Monday, November 4, 2024

Darwin Awards

 I don't know what you think the Darwin Awards are, but I'm curious what you first thought, so please let me know. 

What the Darwin Awards actually are is an award given to people who do something stupid and remove themselves from the gene pool. To be more specific, there are five requirements that must all be met: They must be removed from the gene pool, they must be the cause of the incident, they must be exceedingly stupid, they must be adults, and the event must be verified somehow. People can either win outright, or just be honorable mentions if they survive. There are some, however, that have managed to get themselves removed from the gene pool elsewise, such as one guy that fried his testicles by shooting himself in the upper thigh with a taser, while alone. 

The Darwin Awards started in 1993, when a biochemist from Stanford started collecting stories of dumb deaths, which led to the collection she has now. There are a lot of them, and more added all the time. It's gathered a rather large following, especially among those that have darker humors or laugh at the ridiculousness of humanity. These are not stories for those with hope for humanity, so keep that in mind. If you'd rather not go online for them, they also have several books out with their greatest hits. 

For a few examples:

A guy needed to change a lightbulb that was 30 feet off the ground, and he was driving a forklift that could lift things about 8 feet into the air, so he stacked up 37 pallets to be able to reach the lightbulb.
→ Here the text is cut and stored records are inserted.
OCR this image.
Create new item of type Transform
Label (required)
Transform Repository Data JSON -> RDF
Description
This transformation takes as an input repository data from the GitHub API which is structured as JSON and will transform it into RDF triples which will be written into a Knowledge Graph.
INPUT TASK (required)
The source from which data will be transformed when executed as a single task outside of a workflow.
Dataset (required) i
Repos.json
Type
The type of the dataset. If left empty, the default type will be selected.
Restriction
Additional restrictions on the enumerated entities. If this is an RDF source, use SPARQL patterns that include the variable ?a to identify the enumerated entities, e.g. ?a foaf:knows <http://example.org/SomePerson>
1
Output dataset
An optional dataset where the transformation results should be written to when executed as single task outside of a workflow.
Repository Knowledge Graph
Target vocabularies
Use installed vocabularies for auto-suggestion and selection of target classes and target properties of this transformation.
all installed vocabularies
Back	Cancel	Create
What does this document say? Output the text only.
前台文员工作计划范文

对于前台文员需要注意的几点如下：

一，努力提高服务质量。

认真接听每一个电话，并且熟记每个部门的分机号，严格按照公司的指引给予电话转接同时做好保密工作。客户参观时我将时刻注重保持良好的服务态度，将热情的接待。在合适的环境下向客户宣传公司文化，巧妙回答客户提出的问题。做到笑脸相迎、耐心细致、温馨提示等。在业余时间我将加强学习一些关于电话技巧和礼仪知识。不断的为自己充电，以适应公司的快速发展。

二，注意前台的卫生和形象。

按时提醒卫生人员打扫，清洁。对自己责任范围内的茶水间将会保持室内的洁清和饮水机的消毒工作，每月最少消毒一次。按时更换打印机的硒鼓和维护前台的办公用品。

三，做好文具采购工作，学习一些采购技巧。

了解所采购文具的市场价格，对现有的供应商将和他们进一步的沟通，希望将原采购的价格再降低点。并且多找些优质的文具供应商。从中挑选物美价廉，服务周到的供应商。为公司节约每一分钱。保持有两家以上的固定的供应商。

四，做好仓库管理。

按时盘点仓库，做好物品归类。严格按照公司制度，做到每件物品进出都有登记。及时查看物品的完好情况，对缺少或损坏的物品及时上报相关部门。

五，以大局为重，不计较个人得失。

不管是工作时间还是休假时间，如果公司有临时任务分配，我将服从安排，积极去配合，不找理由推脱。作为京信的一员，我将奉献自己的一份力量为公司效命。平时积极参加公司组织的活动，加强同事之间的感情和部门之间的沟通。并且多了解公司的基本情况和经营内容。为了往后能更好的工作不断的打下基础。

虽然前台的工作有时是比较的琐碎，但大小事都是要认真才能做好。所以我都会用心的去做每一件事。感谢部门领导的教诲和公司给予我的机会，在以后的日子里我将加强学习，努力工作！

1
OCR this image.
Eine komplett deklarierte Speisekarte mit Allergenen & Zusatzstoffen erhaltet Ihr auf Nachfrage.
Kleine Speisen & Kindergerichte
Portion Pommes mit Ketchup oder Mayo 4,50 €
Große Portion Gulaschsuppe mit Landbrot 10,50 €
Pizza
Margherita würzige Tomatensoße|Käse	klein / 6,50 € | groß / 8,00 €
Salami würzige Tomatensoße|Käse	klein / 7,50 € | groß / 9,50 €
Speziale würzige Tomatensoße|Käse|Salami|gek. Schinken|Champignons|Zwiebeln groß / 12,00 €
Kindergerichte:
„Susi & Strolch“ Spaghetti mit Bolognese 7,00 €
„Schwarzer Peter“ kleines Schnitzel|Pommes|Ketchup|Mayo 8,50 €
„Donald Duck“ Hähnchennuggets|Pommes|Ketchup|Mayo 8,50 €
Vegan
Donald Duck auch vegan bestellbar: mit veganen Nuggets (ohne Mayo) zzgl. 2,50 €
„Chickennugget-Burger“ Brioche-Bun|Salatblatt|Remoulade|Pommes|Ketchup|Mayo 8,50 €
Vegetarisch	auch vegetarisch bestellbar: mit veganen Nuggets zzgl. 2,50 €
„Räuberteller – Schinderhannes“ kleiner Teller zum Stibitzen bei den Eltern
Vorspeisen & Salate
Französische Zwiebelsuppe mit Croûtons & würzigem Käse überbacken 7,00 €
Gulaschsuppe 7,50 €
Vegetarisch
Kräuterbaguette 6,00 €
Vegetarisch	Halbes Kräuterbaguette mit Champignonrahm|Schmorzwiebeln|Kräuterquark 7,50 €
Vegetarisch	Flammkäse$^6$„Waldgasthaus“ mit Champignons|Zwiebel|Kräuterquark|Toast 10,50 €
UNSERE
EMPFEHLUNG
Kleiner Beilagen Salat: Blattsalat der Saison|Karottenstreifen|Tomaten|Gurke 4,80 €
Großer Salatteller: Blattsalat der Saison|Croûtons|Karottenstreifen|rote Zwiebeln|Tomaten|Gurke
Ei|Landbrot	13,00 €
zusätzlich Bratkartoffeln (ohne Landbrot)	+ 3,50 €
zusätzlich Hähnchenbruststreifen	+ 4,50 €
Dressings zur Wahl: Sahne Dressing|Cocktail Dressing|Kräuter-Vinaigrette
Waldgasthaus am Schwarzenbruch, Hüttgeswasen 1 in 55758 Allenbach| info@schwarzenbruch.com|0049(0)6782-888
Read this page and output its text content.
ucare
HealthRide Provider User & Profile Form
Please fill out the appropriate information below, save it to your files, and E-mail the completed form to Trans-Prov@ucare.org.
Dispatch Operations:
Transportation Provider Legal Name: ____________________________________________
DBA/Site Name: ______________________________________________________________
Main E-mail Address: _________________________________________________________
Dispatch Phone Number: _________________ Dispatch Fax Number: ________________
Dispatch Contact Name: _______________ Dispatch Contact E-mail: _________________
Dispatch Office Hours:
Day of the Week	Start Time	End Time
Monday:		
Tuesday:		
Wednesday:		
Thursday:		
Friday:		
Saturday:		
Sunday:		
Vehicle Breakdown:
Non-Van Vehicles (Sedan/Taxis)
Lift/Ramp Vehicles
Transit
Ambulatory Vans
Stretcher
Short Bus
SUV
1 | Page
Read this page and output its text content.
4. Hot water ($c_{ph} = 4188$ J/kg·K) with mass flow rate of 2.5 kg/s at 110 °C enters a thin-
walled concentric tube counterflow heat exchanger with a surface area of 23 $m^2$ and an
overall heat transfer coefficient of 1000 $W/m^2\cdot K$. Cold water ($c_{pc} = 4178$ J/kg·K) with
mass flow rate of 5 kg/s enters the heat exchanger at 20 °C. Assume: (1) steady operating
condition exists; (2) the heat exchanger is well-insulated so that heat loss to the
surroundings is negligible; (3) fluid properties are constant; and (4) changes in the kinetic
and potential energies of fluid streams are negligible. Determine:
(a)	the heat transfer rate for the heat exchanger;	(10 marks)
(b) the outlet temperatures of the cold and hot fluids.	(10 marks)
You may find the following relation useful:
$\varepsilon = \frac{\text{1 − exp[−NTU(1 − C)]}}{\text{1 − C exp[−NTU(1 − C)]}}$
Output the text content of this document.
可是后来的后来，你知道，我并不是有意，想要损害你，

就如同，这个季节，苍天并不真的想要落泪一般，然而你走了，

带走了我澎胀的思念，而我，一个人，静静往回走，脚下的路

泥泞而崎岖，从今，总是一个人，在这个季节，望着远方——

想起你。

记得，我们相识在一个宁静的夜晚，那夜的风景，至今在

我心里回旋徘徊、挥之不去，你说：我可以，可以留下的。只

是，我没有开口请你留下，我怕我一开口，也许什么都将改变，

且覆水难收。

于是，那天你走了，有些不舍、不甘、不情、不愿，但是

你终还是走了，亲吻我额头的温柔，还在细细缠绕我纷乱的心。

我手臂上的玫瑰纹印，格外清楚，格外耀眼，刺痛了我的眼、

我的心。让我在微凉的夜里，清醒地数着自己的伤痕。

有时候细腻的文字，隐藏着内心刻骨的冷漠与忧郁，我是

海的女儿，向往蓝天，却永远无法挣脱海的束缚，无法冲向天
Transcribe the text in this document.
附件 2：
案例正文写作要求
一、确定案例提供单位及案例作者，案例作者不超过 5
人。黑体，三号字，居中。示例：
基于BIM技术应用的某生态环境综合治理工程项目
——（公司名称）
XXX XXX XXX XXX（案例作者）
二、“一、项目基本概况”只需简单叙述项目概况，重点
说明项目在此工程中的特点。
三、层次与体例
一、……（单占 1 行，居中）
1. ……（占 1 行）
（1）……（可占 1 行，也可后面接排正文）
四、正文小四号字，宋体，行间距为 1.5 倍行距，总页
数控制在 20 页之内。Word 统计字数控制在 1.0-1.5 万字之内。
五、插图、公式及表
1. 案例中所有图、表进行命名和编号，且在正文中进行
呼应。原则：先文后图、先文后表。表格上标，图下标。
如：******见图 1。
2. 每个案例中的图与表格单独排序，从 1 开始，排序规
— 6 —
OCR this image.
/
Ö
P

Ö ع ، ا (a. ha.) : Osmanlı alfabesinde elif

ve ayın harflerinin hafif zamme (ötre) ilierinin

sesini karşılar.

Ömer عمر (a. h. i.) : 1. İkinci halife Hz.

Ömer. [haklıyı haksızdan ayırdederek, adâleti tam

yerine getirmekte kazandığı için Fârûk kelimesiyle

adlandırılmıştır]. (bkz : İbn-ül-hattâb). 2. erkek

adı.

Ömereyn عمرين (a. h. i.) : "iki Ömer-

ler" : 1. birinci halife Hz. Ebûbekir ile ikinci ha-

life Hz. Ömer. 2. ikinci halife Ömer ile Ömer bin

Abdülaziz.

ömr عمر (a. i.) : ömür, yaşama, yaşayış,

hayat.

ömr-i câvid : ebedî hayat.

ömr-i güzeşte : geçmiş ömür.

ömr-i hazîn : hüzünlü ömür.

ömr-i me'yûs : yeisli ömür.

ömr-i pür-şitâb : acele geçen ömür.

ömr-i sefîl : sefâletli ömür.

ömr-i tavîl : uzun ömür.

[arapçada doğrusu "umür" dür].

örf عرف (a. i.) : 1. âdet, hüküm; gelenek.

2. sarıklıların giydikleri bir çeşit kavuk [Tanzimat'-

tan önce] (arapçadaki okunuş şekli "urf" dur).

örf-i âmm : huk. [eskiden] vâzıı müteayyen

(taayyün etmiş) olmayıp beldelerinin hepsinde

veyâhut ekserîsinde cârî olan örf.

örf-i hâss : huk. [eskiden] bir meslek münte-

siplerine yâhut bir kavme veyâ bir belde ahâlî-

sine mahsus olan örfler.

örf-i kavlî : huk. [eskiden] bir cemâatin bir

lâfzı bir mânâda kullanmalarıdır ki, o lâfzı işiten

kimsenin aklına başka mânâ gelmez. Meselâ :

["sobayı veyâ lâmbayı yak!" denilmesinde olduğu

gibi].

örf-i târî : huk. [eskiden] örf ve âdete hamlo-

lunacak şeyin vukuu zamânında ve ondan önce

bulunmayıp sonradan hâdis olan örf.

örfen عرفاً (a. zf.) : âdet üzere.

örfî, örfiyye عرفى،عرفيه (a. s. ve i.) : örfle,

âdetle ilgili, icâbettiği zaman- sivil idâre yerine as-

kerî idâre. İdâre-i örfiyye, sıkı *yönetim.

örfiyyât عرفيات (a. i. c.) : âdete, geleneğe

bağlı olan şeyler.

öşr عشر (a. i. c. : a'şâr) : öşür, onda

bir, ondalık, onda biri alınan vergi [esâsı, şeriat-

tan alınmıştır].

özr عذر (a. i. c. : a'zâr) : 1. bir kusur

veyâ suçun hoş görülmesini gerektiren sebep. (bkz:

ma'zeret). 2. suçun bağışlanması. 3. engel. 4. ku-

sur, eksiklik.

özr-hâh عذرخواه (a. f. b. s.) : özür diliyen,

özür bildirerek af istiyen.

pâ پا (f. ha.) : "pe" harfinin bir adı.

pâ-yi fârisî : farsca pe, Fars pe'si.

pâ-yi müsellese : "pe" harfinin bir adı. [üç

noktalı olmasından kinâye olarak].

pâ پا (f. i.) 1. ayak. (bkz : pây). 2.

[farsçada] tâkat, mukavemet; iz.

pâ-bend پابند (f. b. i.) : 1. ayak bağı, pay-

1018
As anyone who has ever dealt with those pallets would know, those things aren't exactly a steady stack. So, no surprise when they fell over and killed the guy. 

An honorable mention. A guy wondered what it was like to get shot, so he shot himself in the leg. He then had to call an ambulance to take him to the hospital, where he was treated. Once he was healed up, he was curious if it would feel the same, so he shot himself again. He didn't die, but the stupidity shown is...special. 

A lovely old man decided to set up a security system for his shop, which kept getting burglarized. Instead of cameras, he laid out thin copper wires attached to a gun. Unfortunately, no thieves came that night. Instead, he triggered it himself in the morning. Oops.

Not all of them are funny, but there are a bunch that are. Just be careful that you don't read too many at a time, because they can lead to a loss of faith in humanity, a worse opinion of people as a whole, or an inflated sense of your own intelligence.